Unknown to me, my ordeal would be a journey of exposure. As directed, I paid the fine at FCMB and brought both teller and electronic scratch card to LASTMA/VIO office at Ejigbo for “downloading.” The VIO officer on the computer demanded N200 before doing the job. I paid. No receipt. Next, I must submit photocopies of the receipt, teller and fine ticket. Another officer, to whom I would submit this document, demanded N100. I paid. No receipt.

As I trudged from one corruption point to another, I could not help but notice the signs of despair in the environment. All over the compound, impounded commercial and private vehicles, of all shades, shapes and sizes, languished. Many were new arrivals; some were old, judging by their position inside the small compound and from the gate. All of them had been captured by LASTMA and VIO operatives. In this same place a few weeks before, CAC’s Pastor Alade had been harassed to an early grave by LASTMA operatives. Frustration oozed from the faces of victims, while officers played God. I witnessed as one officer busied himself with a motor technician negotiating to buy some parts that would be pilfered off one of the many abandoned vehicles in that auto graveyard. Their transaction appeared to be routine. Of course, demurrage was being charged these vehicles at N500 per day. Undoubtedly, some owners had calculated the fine imposed (sometimes up to N250,000) plus the demurrage accumulated plus the illegal charges and decided it was cheaper to let the government keep the vehicle.

After all this, I still spent over two hours gallivanting in the premises as the official to issue the “Gate Pass” that I needed to retrieve my car was nowhere around. When he finally resurfaced, he had a Herculean task securing the “Gate Pass” for me even though I had to cough out another N500.

I reached Alimosho council compound late in the evening. There, another surprise awaited me. The security man insisted I pay another unreceipted N500 before allowing the vulcaniser to inflate the tyres, two of which had been deflated in my absence. The vulcaniser charged N200 per tyre (four times the N50 it would normally cost on the streets). By this time, I was too pissed off by the rottenness being dispensed at the VIO/LASTMA setup in Ejigbo that I just wanted to end that day’s nightmare –at any cost.

To summarise, the illegal payments I made that day at VIO/LASTMA in Ejigbo and Ikotun came to N1,300 and included: N200 to “download,” N100 for recording via photocopy, N500 for pass, N500 for exit –not counting the wasted day, nor the N5,000 I paid into the bank as official fine.

LASTMA and VIO officials who took interest in my case would later tell me that Risikatu had no justification for her actions.
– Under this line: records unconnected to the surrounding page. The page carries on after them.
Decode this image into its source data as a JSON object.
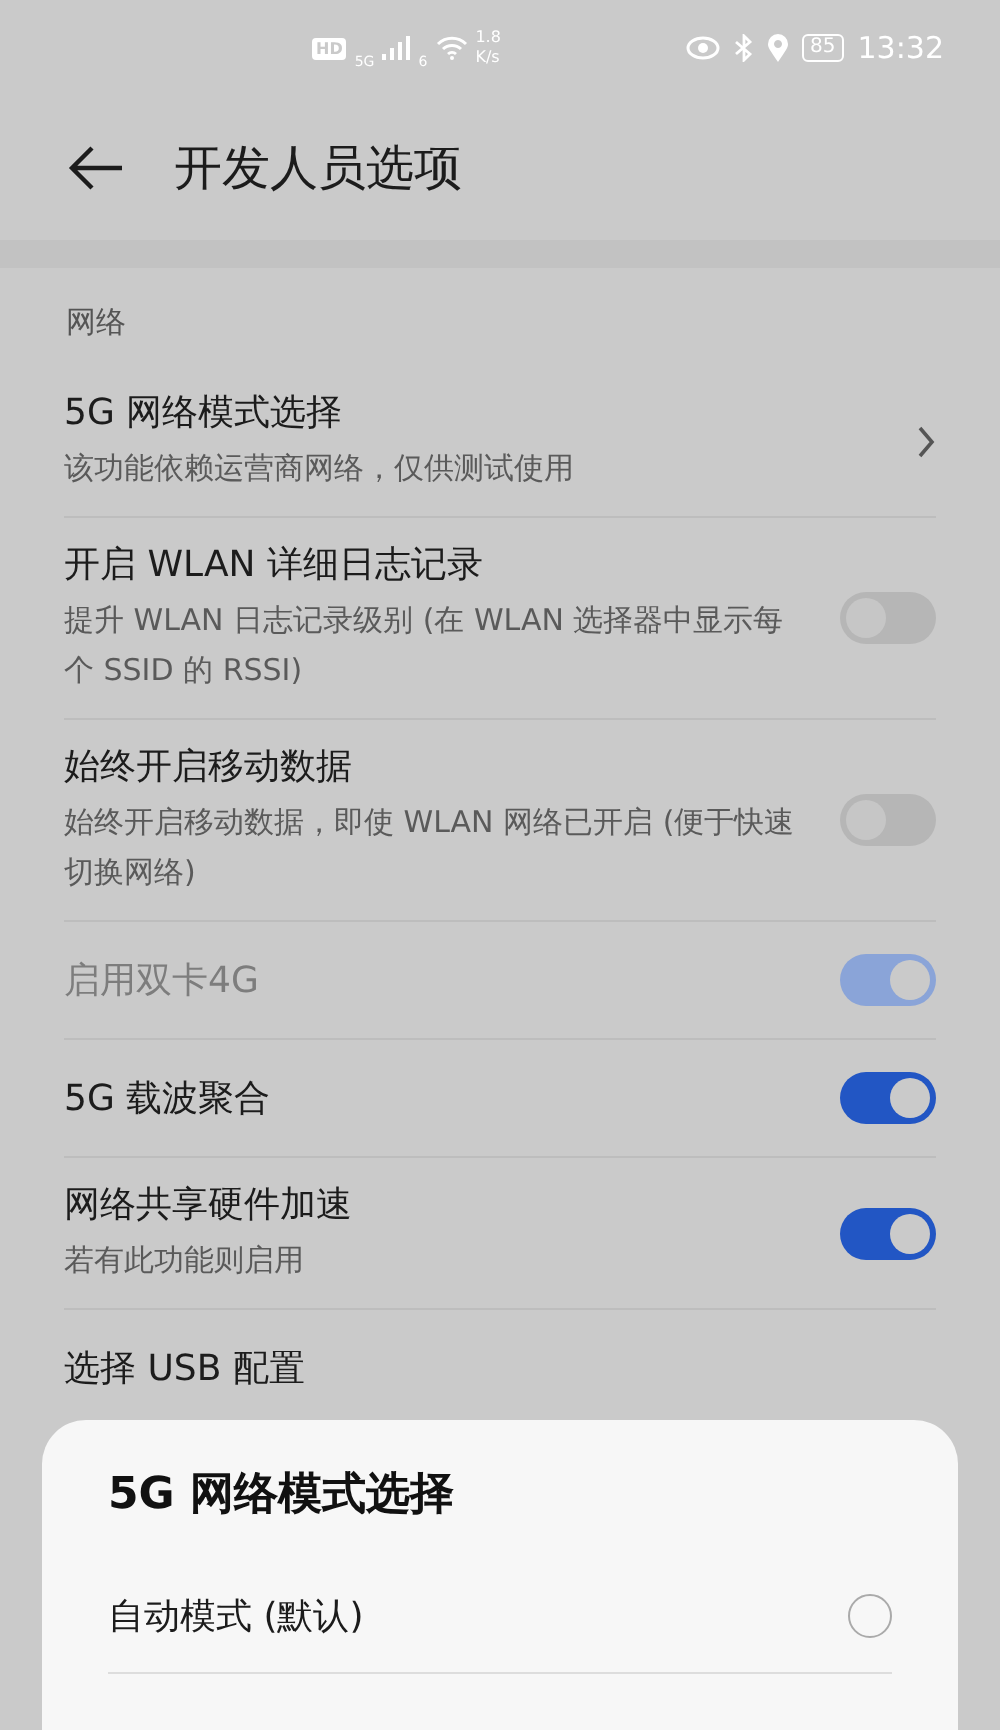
{
  "status_bar": {
    "hd": "HD",
    "network": "5G",
    "wifi_badge": "6",
    "speed": [
      "1.8",
      "K/s"
    ],
    "battery": "85",
    "time": "13:32"
  },
  "header": {
    "title": "开发人员选项"
  },
  "section": "网络",
  "items": [
    {
      "kind": "chevron",
      "title": "5G 网络模式选择",
      "subtitle": "该功能依赖运营商网络，仅供测试使用"
    },
    {
      "kind": "toggle",
      "title": "开启 WLAN 详细日志记录",
      "subtitle": "提升 WLAN 日志记录级别 (在 WLAN 选择器中显示每个 SSID 的 RSSI)",
      "on": false,
      "disabled": false
    },
    {
      "kind": "toggle",
      "title": "始终开启移动数据",
      "subtitle": "始终开启移动数据，即使 WLAN 网络已开启 (便于快速切换网络)",
      "on": false,
      "disabled": false
    },
    {
      "kind": "toggle",
      "title": "启用双卡4G",
      "on": true,
      "disabled": true
    },
    {
      "kind": "toggle",
      "title": "5G 载波聚合",
      "on": true,
      "disabled": false
    },
    {
      "kind": "toggle",
      "title": "网络共享硬件加速",
      "subtitle": "若有此功能则启用",
      "on": true,
      "disabled": false
    },
    {
      "kind": "plain",
      "title": "选择 USB 配置"
    }
  ],
  "sheet": {
    "title": "5G 网络模式选择",
    "options": [
      {
        "label": "自动模式 (默认)",
        "selected": false
      }
    ]
  }
}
One advised me to detach and get rid of the Proof of Ownership receipt that I carried around, it was neither a vehicle particular nor a requirement; it was an overkill that could raise suspicion.

My agent who did the documentation later insisted that he had processed genuine documents for me, with the requisite payments made. He said I had fallen victim to the petty politics and muscle-flexing between Lagos State traffic agencies and the Federal Road Safety Commission over which of them should issue vehicle particulars to motorists in the state. What I had was an FG-issued document. Two elephants fight and the underdogs suffer. Simply put, Risikatu, the VIO officer, had punished me for carrying a Federal-issued document.